Free Market for Education and School Choice

In the 1960s and 1970s, I participated in efforts to apply free market principles in the form of vouchers that would allow parents to choose schools for their children. Arguments for choice and competition between schools emerged from economic arguments for free markets and competition. Little did I know that my dissertation, Education and the Rise of the Corporate State (1969), would sweep me up in libertarian discussions about applying free market principles to public schools by allowing for parental choice similar to those later promoted by religious school advocates like U.S. Secretary of Education Betsy DeVos and her husband Richard. Ivan Illich, who wrote the foreword to the 1973 published dissertation, helped circulate the manuscript, sparking the interests of the California-based libertarian Center for Independent Education.5 My dissertation and book were highly critical of business control of public schools which resulted in the sorting of students for the labor market and teaching social attitudes designed to protect corporate wealth and power. My conclusion was that to end corporate control of education required abandoning the monopoly held by public schools.

In the 1970s, the Center for Independent Education invited me to discussions of improving schools by creating competition through parental choice by instituting a California voucher system. Rather than public schools directly receiving education funds, parents would receive the education funds in the form of vouchers that they could give to the school of their choice. The focus was on applying free market principles to education, similar to DeVos’s later plans but without the emphasis on faithbased schools. The discussions also included the use of tax credits where parents would pay school tuition, claim the tuition as tax credit and then receive it back as a tax refund.
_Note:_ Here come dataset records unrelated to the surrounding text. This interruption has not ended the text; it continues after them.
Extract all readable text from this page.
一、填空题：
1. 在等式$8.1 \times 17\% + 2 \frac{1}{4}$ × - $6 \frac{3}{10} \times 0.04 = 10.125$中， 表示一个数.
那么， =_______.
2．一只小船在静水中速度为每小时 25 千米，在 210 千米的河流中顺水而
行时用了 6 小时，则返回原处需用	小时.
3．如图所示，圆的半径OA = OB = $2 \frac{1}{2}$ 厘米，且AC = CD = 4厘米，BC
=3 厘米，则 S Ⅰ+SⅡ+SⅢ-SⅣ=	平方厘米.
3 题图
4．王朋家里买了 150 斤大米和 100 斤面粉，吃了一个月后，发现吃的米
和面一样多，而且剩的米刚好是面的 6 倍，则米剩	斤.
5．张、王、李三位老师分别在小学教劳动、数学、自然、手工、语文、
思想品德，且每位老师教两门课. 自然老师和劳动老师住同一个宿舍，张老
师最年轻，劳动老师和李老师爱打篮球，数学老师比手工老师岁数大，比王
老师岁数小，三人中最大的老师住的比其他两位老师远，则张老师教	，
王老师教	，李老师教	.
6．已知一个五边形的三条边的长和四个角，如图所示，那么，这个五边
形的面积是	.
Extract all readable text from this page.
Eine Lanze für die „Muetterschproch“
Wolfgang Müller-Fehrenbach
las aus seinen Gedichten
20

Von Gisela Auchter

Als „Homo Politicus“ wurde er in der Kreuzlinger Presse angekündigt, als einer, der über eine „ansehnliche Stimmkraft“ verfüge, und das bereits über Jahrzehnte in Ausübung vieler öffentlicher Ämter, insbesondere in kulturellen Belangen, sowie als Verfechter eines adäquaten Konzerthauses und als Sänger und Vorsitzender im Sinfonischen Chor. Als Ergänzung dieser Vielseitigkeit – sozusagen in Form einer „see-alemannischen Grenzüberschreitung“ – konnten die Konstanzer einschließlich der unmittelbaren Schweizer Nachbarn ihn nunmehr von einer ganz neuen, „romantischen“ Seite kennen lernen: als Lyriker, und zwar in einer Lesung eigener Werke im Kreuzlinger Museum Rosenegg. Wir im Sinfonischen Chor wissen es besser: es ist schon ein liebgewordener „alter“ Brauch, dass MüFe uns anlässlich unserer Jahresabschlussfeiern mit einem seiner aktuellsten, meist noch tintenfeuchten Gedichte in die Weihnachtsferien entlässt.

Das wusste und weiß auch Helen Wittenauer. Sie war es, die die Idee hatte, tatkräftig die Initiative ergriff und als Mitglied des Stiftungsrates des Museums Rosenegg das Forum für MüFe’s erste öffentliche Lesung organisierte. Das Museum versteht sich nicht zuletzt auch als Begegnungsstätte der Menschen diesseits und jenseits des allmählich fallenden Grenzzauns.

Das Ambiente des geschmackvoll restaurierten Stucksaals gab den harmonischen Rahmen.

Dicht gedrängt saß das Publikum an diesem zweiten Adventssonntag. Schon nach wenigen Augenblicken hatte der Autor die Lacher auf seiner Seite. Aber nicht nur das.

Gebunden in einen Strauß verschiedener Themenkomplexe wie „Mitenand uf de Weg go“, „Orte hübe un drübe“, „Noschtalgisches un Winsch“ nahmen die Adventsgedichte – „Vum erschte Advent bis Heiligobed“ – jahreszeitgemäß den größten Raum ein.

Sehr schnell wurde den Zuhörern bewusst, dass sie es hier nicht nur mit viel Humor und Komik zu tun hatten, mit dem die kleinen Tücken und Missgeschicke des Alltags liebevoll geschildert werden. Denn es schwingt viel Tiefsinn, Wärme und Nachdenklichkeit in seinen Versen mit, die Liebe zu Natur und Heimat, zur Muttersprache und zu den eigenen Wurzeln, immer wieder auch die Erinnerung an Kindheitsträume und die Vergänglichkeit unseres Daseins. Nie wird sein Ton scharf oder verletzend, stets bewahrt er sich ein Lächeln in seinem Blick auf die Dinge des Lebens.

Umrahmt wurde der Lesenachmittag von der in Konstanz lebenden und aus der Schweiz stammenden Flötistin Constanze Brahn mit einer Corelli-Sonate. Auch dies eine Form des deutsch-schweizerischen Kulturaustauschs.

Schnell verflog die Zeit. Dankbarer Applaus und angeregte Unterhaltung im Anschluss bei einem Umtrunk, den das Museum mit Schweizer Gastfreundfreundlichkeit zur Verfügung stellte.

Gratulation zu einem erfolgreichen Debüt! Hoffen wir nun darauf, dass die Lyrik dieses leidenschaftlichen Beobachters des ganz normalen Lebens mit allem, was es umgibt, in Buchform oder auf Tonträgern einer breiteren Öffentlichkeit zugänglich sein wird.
In 1972, the Center for Independent Education and the Institute for Humane Studies co-sponsored a scholarly conference on compulsory schooling in Milwaukee.6 The result was the publication of a collection of essays under the critical education title, The Ttvelve-Year Sentence.7 A recent descriptive blurb for the book emphasizes the radical nature of its attack on traditional public schools:

In the Twelve-Year Sentence, seven discerning scholars and attorneys launch a comprehensive attack upon compulsory school attendance in America, a system which, in effect, “guarantees jobs for teachers and secure positions for anonymous school administrators” while, at the same time, “mass-producing mediocre multitudes.” Still relevant, this is a book for all those who, sensing that there is something fundamentally wrong with America's public school system, have nevertheless been unable to point with precision to what the fault truly is. Until now.8

At the Milwaukee conference I met Charles Hamilton, who was starting a new publishing company called Free Life Editions. I showed him a finished manuscript, which he agreed to publish as The Primer of Libertarian Education. In the introduction, I wrote,

Libertarian theories of education are a product of the belief that any successful radical change in society partly depends upon changes in the character structure and attitudes of the population: a new society cannot be born unless a new person is born that can function within it. Radical pedagogy is concerned with new forms of socialization that will encourage non-authoritarian and revolutionary character structures. Thus, radical pedagogy encompasses not only traditional modes of learning within the school and also methods of child rearing and the organization of the family.9

These early discussions of a public school monopoly through vouchers, tax credits and charter schools emphasized free market competition between schools, leading to better schools and freer minds. However, these early discussions were taken over by religious groups upset with the Supreme Court’s school prayer and Bible reading decisions.